All of this gets complicated when you’re traveling with another couple, as we are.  You need to discuss and debate all of these choices, and make sure everyone is happy with the decisions.  And then hope you can actually get reservations when and where you want them.


The Colosseum, May 2015

The second major planning activity revolves around shore touring and sightseeing.  For many people on cruises,  they simply look at the list of excursions offered by the ship and choose one.  No muss, no fuss, not too much brain strain.  But lots of money.  Example: on our last cruise, the stop at Livorno offered a “tour” to Florence which consisted pretty much of a bus ride from the dock to the bus station in Florence, and the corresponding return trip.  The trip was advertised as about 1 1/2 hours each way, and you would have about 6 hours on your own to explore Florence.  The price? $100 per person.  Tours that actually do something other than provide transportation were even more expensive.  In this case, we elected to rent a car for the four of us for the two days the ship was docked at Livorno, at a cost of less than $200.  We paid another $15 or $20 for parking in Florence, and spent the second day driving to a few smaller towns and villages in Tuscany, including Siena.  We followed this self-tour plan at all of the stops, not taking any of the excursions offered by the ship.

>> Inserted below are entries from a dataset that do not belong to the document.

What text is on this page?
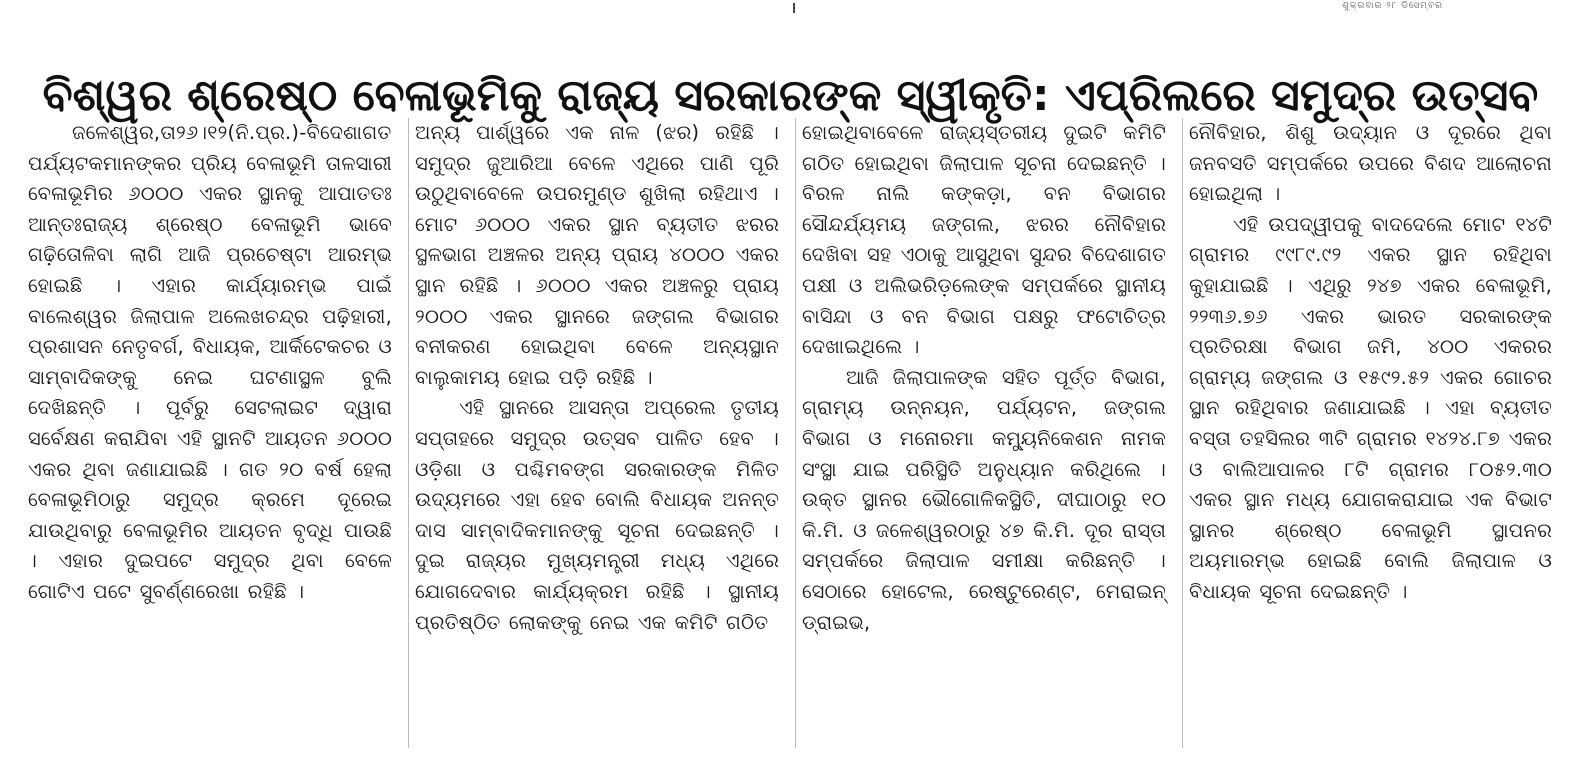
ଶୁକ୍ରବାର ୨୮ ଡିସେମ୍ବର
ବିଶ୍ୱର ଶ୍ରେଷ୍ଠ ବେଳାଭୂମିକୁ ରାଜ୍ୟ ସରକାରଙ୍କ ସ୍ୱୀକୃତି: ଏପ୍ରିଲରେ ସମୁଦ୍ର ଉତ୍ସବ

ଜଳେଶ୍ୱର,ତା୨୬।୧୨(ନି.ପ୍ର.)-ବିଦେଶାଗତ ପର୍ଯ୍ୟଟକମାନଙ୍କର ପ୍ରିୟ ବେଳାଭୂମି ତାଳସାରୀ ବେଳାଭୂମିର ୬୦୦୦ ଏକର ସ୍ଥାନକୁ ଆପାତତଃ ଆନ୍ତଃରାଜ୍ୟ ଶ୍ରେଷ୍ଠ ବେଳାଭୂମି ଭାବେ ଗଢ଼ିତୋଳିବା ଲାଗି ଆଜି ପ୍ରଚେଷ୍ଟା ଆରମ୍ଭ ହୋଇଛି । ଏହାର କାର୍ଯ୍ୟାରମ୍ଭ ପାଇଁ ବାଲେଶ୍ୱର ଜିଲାପାଳ ଅଲେଖଚନ୍ଦ୍ର ପଢ଼ିହାରୀ, ପ୍ରଶାସନ ନେତୃବର୍ଗ, ବିଧାୟକ, ଆର୍କିଟେକଚର ଓ ସାମ୍ବାଦିକଙ୍କୁ ନେଇ ଘଟଣାସ୍ଥଳ ବୁଲି ଦେଖିଛନ୍ତି । ପୂର୍ବରୁ ସେଟଲାଇଟ ଦ୍ୱାରା ସର୍ବେକ୍ଷଣ କରାଯିବା ଏହି ସ୍ଥାନଟି ଆୟତନ ୬୦୦୦ ଏକର ଥିବା ଜଣାଯାଇଛି । ଗତ ୨୦ ବର୍ଷ ହେଲା ବେଳାଭୂମିଠାରୁ ସମୁଦ୍ର କ୍ରମେ ଦୂରେଇ ଯାଉଥିବାରୁ ବେଳାଭୂମିର ଆୟତନ ବୃଦ୍ଧି ପାଉଛି । ଏହାର ଦୁଇପଟେ ସମୁଦ୍ର ଥିବା ବେଳେ ଗୋଟିଏ ପଟେ ସୁବର୍ଣ୍ଣରେଖା ରହିଛି ।

ଅନ୍ୟ ପାର୍ଶ୍ୱରେ ଏକ ନାଳ (ଝର) ରହିଛି । ସମୁଦ୍ର ଜୁଆରିଆ ବେଳେ ଏଥିରେ ପାଣି ପୂରି ଉଠୁଥିବାବେଳେ ଉପରମୁଣ୍ଡ ଶୁଖିଲା ରହିଥାଏ । ମୋଟ ୬୦୦୦ ଏକର ସ୍ଥାନ ବ୍ୟତୀତ ଝରର ସ୍ଥଳଭାଗ ଅଞ୍ଚଳର ଅନ୍ୟ ପ୍ରାୟ ୪୦୦୦ ଏକର ସ୍ଥାନ ରହିଛି । ୬୦୦୦ ଏକର ଅଞ୍ଚଳରୁ ପ୍ରାୟ ୨୦୦୦ ଏକର ସ୍ଥାନରେ ଜଙ୍ଗଲ ବିଭାଗର ବନୀକରଣ ହୋଇଥିବା ବେଳେ ଅନ୍ୟସ୍ଥାନ ବାଲୁକାମୟ ହୋଇ ପଡ଼ି ରହିଛି ।

ଏହି ସ୍ଥାନରେ ଆସନ୍ତା ଅପ୍ରେଲ ତୃତୀୟ ସପ୍ତାହରେ ସମୁଦ୍ର ଉତ୍ସବ ପାଳିତ ହେବ । ଓଡ଼ିଶା ଓ ପଶ୍ଚିମବଙ୍ଗ ସରକାରଙ୍କ ମିଳିତ ଉଦ୍ୟମରେ ଏହା ହେବ ବୋଲି ବିଧାୟକ ଅନନ୍ତ ଦାସ ସାମ୍ବାଦିକମାନଙ୍କୁ ସୂଚନା ଦେଇଛନ୍ତି । ଦୁଇ ରାଜ୍ୟର ମୁଖ୍ୟମନ୍ତ୍ରୀ ମଧ୍ୟ ଏଥିରେ ଯୋଗଦେବାର କାର୍ଯ୍ୟକ୍ରମ ରହିଛି । ସ୍ଥାନୀୟ ପ୍ରତିଷ୍ଠିତ ଲୋକଙ୍କୁ ନେଇ ଏକ କମିଟି ଗଠିତ

ହୋଇଥିବାବେଳେ ରାଜ୍ୟସ୍ତରୀୟ ଦୁଇଟି କମିଟି ଗଠିତ ହୋଇଥିବା ଜିଲାପାଳ ସୂଚନା ଦେଇଛନ୍ତି । ବିରଳ ନାଲି କଙ୍କଡ଼ା, ବନ ବିଭାଗର ସୌନ୍ଦର୍ଯ୍ୟମୟ ଜଙ୍ଗଲ, ଝରର ନୌବିହାର ଦେଖିବା ସହ ଏଠାକୁ ଆସୁଥିବା ସୁନ୍ଦର ବିଦେଶାଗତ ପକ୍ଷୀ ଓ ଅଲିଭରିଡ଼ଲେଙ୍କ ସମ୍ପର୍କରେ ସ୍ଥାନୀୟ ବାସିନ୍ଦା ଓ ବନ ବିଭାଗ ପକ୍ଷରୁ ଫଟୋଚିତ୍ର ଦେଖାଇଥିଲେ ।

ଆଜି ଜିଲାପାଳଙ୍କ ସହିତ ପୂର୍ତ୍ତ ବିଭାଗ, ଗ୍ରାମ୍ୟ ଉନ୍ନୟନ, ପର୍ଯ୍ୟଟନ, ଜଙ୍ଗଲ ବିଭାଗ ଓ ମନୋରମା କମ୍ୟୁନିକେଶନ ନାମକ ସଂସ୍ଥା ଯାଇ ପରିସ୍ଥିତି ଅନୁଧ୍ୟାନ କରିଥିଲେ । ଉକ୍ତ ସ୍ଥାନର ଭୌଗୋଳିକସ୍ଥିତି, ଦୀଘାଠାରୁ ୧୦ କି.ମି. ଓ ଜଳେଶ୍ୱରଠାରୁ ୪୭ କି.ମି. ଦୂର ରାସ୍ତା ସମ୍ପର୍କରେ ଜିଲାପାଳ ସମୀକ୍ଷା କରିଛନ୍ତି । ସେଠାରେ ହୋଟେଲ, ରେଷ୍ଟୁରେଣ୍ଟ, ମେରାଇନ୍ ଡ୍ରାଇଭ,

ନୌବିହାର, ଶିଶୁ ଉଦ୍ୟାନ ଓ ଦୂରରେ ଥିବା ଜନବସତି ସମ୍ପର୍କରେ ଉପରେ ବିଶଦ ଆଲୋଚନା ହୋଇଥିଲା ।

ଏହି ଉପଦ୍ୱୀପକୁ ବାଦଦେଲେ ମୋଟ ୧୪ଟି ଗ୍ରାମର ୯୯୮୯.୯୨ ଏକର ସ୍ଥାନ ରହିଥିବା କୁହାଯାଇଛି । ଏଥିରୁ ୨୪୭ ଏକର ବେଳାଭୂମି, ୨୨୩୬.୭୬ ଏକର ଭାରତ ସରକାରଙ୍କ ପ୍ରତିରକ୍ଷା ବିଭାଗ ଜମି, ୪୦୦ ଏକରର ଗ୍ରାମ୍ୟ ଜଙ୍ଗଲ ଓ ୧୫୯୨.୫୨ ଏକର ଗୋଚର ସ୍ଥାନ ରହିଥିବାର ଜଣାଯାଇଛି । ଏହା ବ୍ୟତୀତ ବସ୍ତା ତହସିଲର ୩ଟି ଗ୍ରାମର ୧୪୨୪.୮୭ ଏକର ଓ ବାଲିଆପାଳର ୮ଟି ଗ୍ରାମର ୮୦୫୨.୩୦ ଏକର ସ୍ଥାନ ମଧ୍ୟ ଯୋଗକରାଯାଇ ଏକ ବିଭାଟ ସ୍ଥାନର ଶ୍ରେଷ୍ଠ ବେଳାଭୂମି ସ୍ଥାପନର ଅୟମାରମ୍ଭ ହୋଇଛି ବୋଲି ଜିଲାପାଳ ଓ ବିଧାୟକ ସୂଚନା ଦେଇଛନ୍ତି ।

20150509-Cruisin Blog Photos from iPad-IMG_1621.JPG

Siena Piazza del Campo, May 2015

So our instinct is to self-tour at most of the stops this time as well.  We have four stops in “big” cities: Rome(1), Florence(1), Marseilles, Barcelona.  We have 8 stops in smaller places: Monte Carlo, Palma de Mallorca, Trapai, Valletta, Taormina, Amalfi, Sorrento, and Nice.  We need a plan for each one.

Once we have a plan for each one, we can get the dinner reservations squared away.  See how I got back to that?


(1) There’s a bit of bait and switch here as well.  As I mentioned, Florence is quite far away from where we actually dock, and Rome is actually even further.  And while the heart of Florence is small enough that you can wander around for six hours and accomplish something, in Rome you need to pick a sight or three that you really want to see and get to them somehow. In both cases, our ship is in port for about 11 hours.